The 2008 journey thus far: 235 Locks & 337 Miles & 29 Swing\Lift Bridges
Journeys using bus pass: 14
Today, we made up for our failure to ride on the North Yorks Moors Railway at Pickering by travelling on the Keighley and Worth Valley Railway. We took the bus (naturally) to Keighley and arrived in plenty of time for the 11.35 departure to Oxenhope. We arrived almost 30 minutes late at Haworth, this resulted in a shorter wander around the town after I had taken photos of the engines on shed. We caught the 2.03pm to Oxenhope and as it was raining heavily, remained on board whilst the Ivatt 2-6-2 tank 41241 ran around the train. We were allowed 20 minutes at Oakworth to look around the station and chatted to a man who worked for the Northern Lighthouse board; he had worked in some beautiful and very exposed places during that time. We returned to Keighley and took the bus back to the canal.
After supper, I was taking a telephone call when a large pair of eyes looked at me through the window. The heifers had got out of the field below the canal. One had horns, so Myra went to shoo them away from our nice new paint job. They wandered off and a few minutes later, we heard a splash and saw waves across the canal. Yes – one of the heifers had fallen in, between our boat and the one moored behind us. It was pouring with rain, I put on my waterproofs and removed our centre mooring rope from the boat. The man on the boat behind us was telephoning the Fire brigade as I arrived with the rope. The heifer had swum around his boat and was heading for the swing bridge and the top gate. As she arrived and was stuck by the ground paddle, I managed to get the rope around her head and turn her back to the shallower water. She swum back to the edge near the boats and I managed to get the rope around her head and a turn around a bollard, so she was standing in the canal and not going anywhere. She was a bit shaken, but seemed to be calming down when she shook her head, backed up and neatly turned around. The fire brigade arrived and as they took hold of the rope, she began swimming back to the swing bridge. She went along between a BW wide boat and the towpath getting stuck for a while before she pushed and got away from the rope.
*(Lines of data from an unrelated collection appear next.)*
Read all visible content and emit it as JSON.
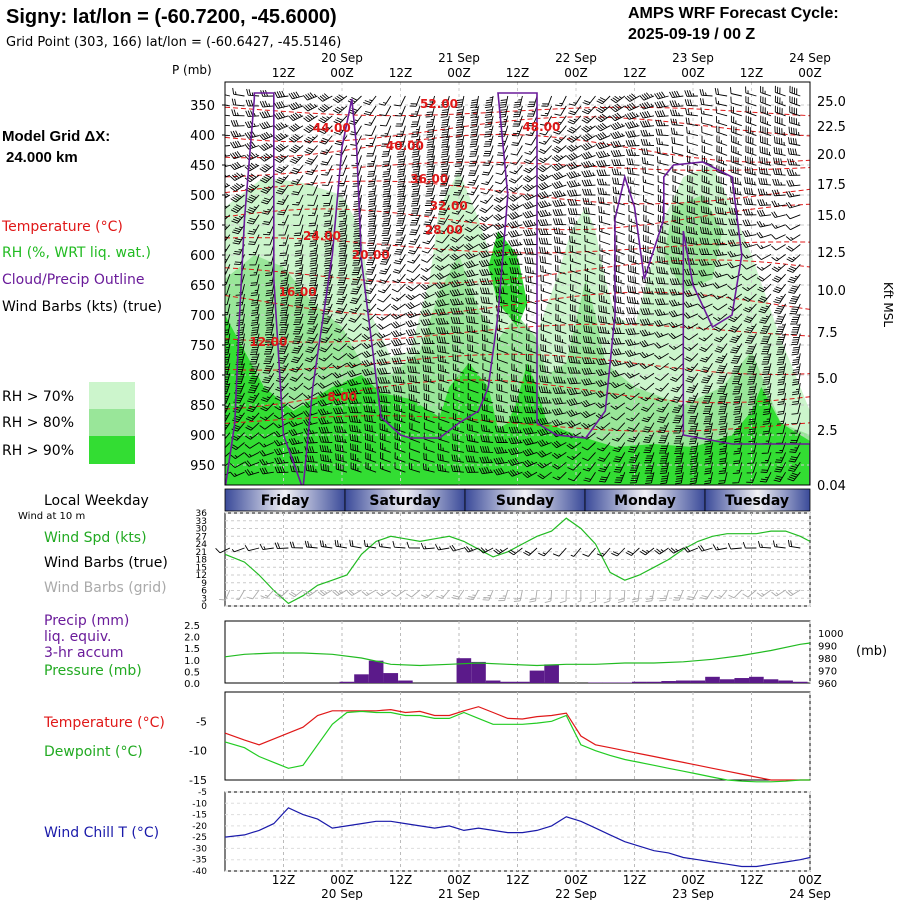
{
  "header": {
    "station_title": "Signy:  lat/lon = (-60.7200, -45.6000)",
    "grid_point": "Grid Point (303, 166) lat/lon = (-60.6427, -45.5146)",
    "forecast_label": "AMPS WRF Forecast Cycle:",
    "cycle": "2025-09-19 / 00  Z",
    "model_grid_label": "Model Grid ΔX:",
    "model_grid_value": "24.000 km"
  },
  "time_axis": {
    "hours": [
      "12Z",
      "00Z",
      "12Z",
      "00Z",
      "12Z",
      "00Z",
      "12Z",
      "00Z",
      "12Z",
      "00Z"
    ],
    "dates": [
      {
        "label": "20 Sep",
        "hour_index": 1
      },
      {
        "label": "21 Sep",
        "hour_index": 3
      },
      {
        "label": "22 Sep",
        "hour_index": 5
      },
      {
        "label": "23 Sep",
        "hour_index": 7
      },
      {
        "label": "24 Sep",
        "hour_index": 9
      }
    ],
    "span_hours": [
      -4,
      116
    ]
  },
  "weekday_bar": {
    "label": "Local Weekday",
    "days": [
      "Friday",
      "Saturday",
      "Sunday",
      "Monday",
      "Tuesday"
    ]
  },
  "chart_data": [
    {
      "type": "heatmap",
      "name": "cross-section",
      "p_label": "P (mb)",
      "pressure_levels": [
        350,
        400,
        450,
        500,
        550,
        600,
        650,
        700,
        750,
        800,
        850,
        900,
        950
      ],
      "height_label": "Kft MSL",
      "height_ticks": [
        "25.0",
        "22.5",
        "20.0",
        "17.5",
        "15.0",
        "12.5",
        "10.0",
        "7.5",
        "5.0",
        "2.5",
        "0.04"
      ],
      "legend": [
        {
          "label": "Temperature (°C)",
          "color": "#e01818"
        },
        {
          "label": "RH (%, WRT liq. wat.)",
          "color": "#22cc22"
        },
        {
          "label": "Cloud/Precip Outline",
          "color": "#6a1b9a"
        },
        {
          "label": "Wind Barbs (kts) (true)",
          "color": "#000000"
        }
      ],
      "rh_legend": [
        {
          "label": "RH > 70%",
          "color": "#ccf5cc"
        },
        {
          "label": "RH > 80%",
          "color": "#99e699"
        },
        {
          "label": "RH > 90%",
          "color": "#33dd33"
        }
      ],
      "temperature_contour_labels": [
        {
          "text": "52.00",
          "t": 36,
          "p": 355
        },
        {
          "text": "48.00",
          "t": 57,
          "p": 393
        },
        {
          "text": "44.00",
          "t": 14,
          "p": 395
        },
        {
          "text": "40.00",
          "t": 29,
          "p": 425
        },
        {
          "text": "36.00",
          "t": 34,
          "p": 480
        },
        {
          "text": "32.00",
          "t": 38,
          "p": 525
        },
        {
          "text": "28.00",
          "t": 37,
          "p": 565
        },
        {
          "text": "24.00",
          "t": 12,
          "p": 575
        },
        {
          "text": "20.00",
          "t": 22,
          "p": 607
        },
        {
          "text": "16.00",
          "t": 7,
          "p": 668
        },
        {
          "text": "12.00",
          "t": 1,
          "p": 752
        },
        {
          "text": "8.00",
          "t": 17,
          "p": 843
        }
      ]
    },
    {
      "type": "line",
      "name": "wind",
      "labels": [
        "Wind Spd (kts)",
        "Wind Barbs (true)",
        "Wind Barbs (grid)"
      ],
      "label_colors": [
        "#22aa22",
        "#000000",
        "#aaaaaa"
      ],
      "note": "Wind at 10 m",
      "y_ticks": [
        "36",
        "33",
        "30",
        "27",
        "24",
        "21",
        "18",
        "15",
        "12",
        "9",
        "6",
        "3",
        "0"
      ],
      "ylim": [
        0,
        36
      ],
      "x": [
        -4,
        0,
        3,
        6,
        9,
        12,
        15,
        18,
        21,
        24,
        27,
        30,
        33,
        36,
        39,
        42,
        45,
        48,
        51,
        54,
        57,
        60,
        63,
        66,
        69,
        72,
        75,
        78,
        81,
        84,
        87,
        90,
        93,
        96,
        99,
        102,
        105,
        108,
        111,
        114,
        116
      ],
      "values": [
        20,
        17,
        12,
        6,
        1,
        4,
        8,
        10,
        12,
        20,
        25,
        27,
        26,
        25,
        26,
        27,
        25,
        22,
        19,
        21,
        24,
        27,
        29,
        34,
        30,
        24,
        13,
        10,
        12,
        15,
        18,
        22,
        25,
        27,
        28,
        28,
        28,
        29,
        29,
        27,
        25
      ],
      "line_color": "#22bb22"
    },
    {
      "type": "bar",
      "name": "precip-pressure",
      "labels": [
        "Precip (mm)",
        "liq. equiv.",
        "3-hr accum",
        "Pressure (mb)"
      ],
      "label_colors": [
        "#6a1b9a",
        "#6a1b9a",
        "#6a1b9a",
        "#22aa22"
      ],
      "precip_y_ticks": [
        "2.5",
        "2.0",
        "1.5",
        "1.0",
        "0.5",
        "0.0"
      ],
      "pressure_y_ticks": [
        "1000",
        "990",
        "980",
        "970",
        "960"
      ],
      "pressure_unit": "(mb)",
      "precip_ylim": [
        0,
        2.5
      ],
      "pressure_ylim": [
        960,
        1000
      ],
      "precip_x": [
        21,
        24,
        27,
        30,
        33,
        45,
        48,
        51,
        54,
        57,
        60,
        63,
        72,
        75,
        78,
        81,
        84,
        87,
        90,
        93,
        96,
        99,
        102,
        105,
        108,
        111,
        114
      ],
      "precip_values": [
        0.05,
        0.35,
        0.9,
        0.4,
        0.1,
        1.0,
        0.85,
        0.1,
        0.05,
        0.05,
        0.5,
        0.75,
        0.02,
        0.02,
        0.02,
        0.05,
        0.05,
        0.08,
        0.1,
        0.1,
        0.25,
        0.15,
        0.2,
        0.25,
        0.15,
        0.1,
        0.05
      ],
      "precip_color": "#5b1a8a",
      "pressure_x": [
        -4,
        0,
        6,
        12,
        18,
        24,
        30,
        36,
        42,
        48,
        54,
        60,
        66,
        72,
        78,
        84,
        90,
        96,
        102,
        108,
        114,
        116
      ],
      "pressure_values": [
        981,
        983,
        984,
        984,
        983,
        980,
        975,
        974,
        975,
        976,
        975,
        974,
        975,
        975,
        976,
        976,
        977,
        979,
        982,
        986,
        991,
        992
      ],
      "pressure_color": "#22bb22"
    },
    {
      "type": "line",
      "name": "temperature-dewpoint",
      "labels": [
        "Temperature (°C)",
        "Dewpoint (°C)"
      ],
      "label_colors": [
        "#e01818",
        "#22aa22"
      ],
      "y_ticks": [
        "-5",
        "-10",
        "-15"
      ],
      "ylim": [
        -15,
        0
      ],
      "x": [
        -4,
        0,
        3,
        6,
        9,
        12,
        15,
        18,
        21,
        24,
        27,
        30,
        33,
        36,
        39,
        42,
        45,
        48,
        51,
        54,
        57,
        60,
        63,
        66,
        69,
        72,
        75,
        78,
        81,
        84,
        87,
        90,
        93,
        96,
        99,
        102,
        105,
        108,
        111,
        114,
        116
      ],
      "series": [
        {
          "name": "Temperature",
          "color": "#e01818",
          "values": [
            -7.0,
            -8.2,
            -9.0,
            -8.0,
            -7.0,
            -6.0,
            -4.0,
            -3.2,
            -3.2,
            -3.2,
            -3.2,
            -3.0,
            -3.5,
            -3.3,
            -4.0,
            -4.0,
            -3.2,
            -2.5,
            -3.5,
            -4.5,
            -4.6,
            -4.2,
            -4.0,
            -3.6,
            -7.5,
            -9.0,
            -9.5,
            -10.0,
            -10.5,
            -11.0,
            -11.5,
            -12.0,
            -12.5,
            -13.0,
            -13.5,
            -14.0,
            -14.5,
            -15.0,
            -15.0,
            -15.0,
            -15.0
          ]
        },
        {
          "name": "Dewpoint",
          "color": "#22cc22",
          "values": [
            -8.5,
            -9.5,
            -11.0,
            -12.0,
            -13.0,
            -12.5,
            -9.0,
            -5.5,
            -3.5,
            -3.3,
            -3.5,
            -3.5,
            -4.0,
            -4.0,
            -4.5,
            -4.5,
            -3.5,
            -4.5,
            -5.5,
            -5.5,
            -5.5,
            -5.3,
            -5.0,
            -4.0,
            -9.0,
            -10.0,
            -10.8,
            -11.5,
            -12.0,
            -12.5,
            -13.0,
            -13.5,
            -14.0,
            -14.5,
            -15.0,
            -15.2,
            -15.3,
            -15.3,
            -15.2,
            -15.0,
            -15.0
          ]
        }
      ]
    },
    {
      "type": "line",
      "name": "wind-chill",
      "labels": [
        "Wind Chill T (°C)"
      ],
      "label_colors": [
        "#1a1aaa"
      ],
      "y_ticks": [
        "-5",
        "-10",
        "-15",
        "-20",
        "-25",
        "-30",
        "-35",
        "-40"
      ],
      "ylim": [
        -40,
        -5
      ],
      "x": [
        -4,
        0,
        3,
        6,
        9,
        12,
        15,
        18,
        21,
        24,
        27,
        30,
        33,
        36,
        39,
        42,
        45,
        48,
        51,
        54,
        57,
        60,
        63,
        66,
        69,
        72,
        75,
        78,
        81,
        84,
        87,
        90,
        93,
        96,
        99,
        102,
        105,
        108,
        111,
        114,
        116
      ],
      "values": [
        -25,
        -24,
        -22,
        -19,
        -12,
        -15,
        -17,
        -21,
        -20,
        -19,
        -18,
        -18,
        -19,
        -20,
        -21,
        -20,
        -22,
        -21,
        -22,
        -23,
        -23,
        -22,
        -20,
        -16,
        -18,
        -21,
        -24,
        -27,
        -29,
        -31,
        -32,
        -34,
        -35,
        -36,
        -37,
        -38,
        -38,
        -37,
        -36,
        -35,
        -34
      ],
      "line_color": "#1a1aaa"
    }
  ]
}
Under the bridge she went before a fireman got the rope around her head and pulled her to the concrete by the bridge. She got her front legs onto the concrete and was pulled out by the firemen and laid on her side resting. She had a few cuts to her legs, but hopefully they would be checked by the vet that had been called out by the fire brigade. They were deciding how to get her up the two big ledges to the road when she stood up and climbed them herself before being led back to her field and the rope untied. Most of the rest of the heifers had gone down the towpath past the 5 and the 3 rise and arrived being driven back by a jogger as the firemen were replacing the pieces of the jigsaw of pallets that had been unsuccessfully masquerading as a gate. All the beasts were put back in the field just as the BW emergency team, in the form of the Dowley Gap lockie arrived.
Showers, some very heavy, a few bright intervals.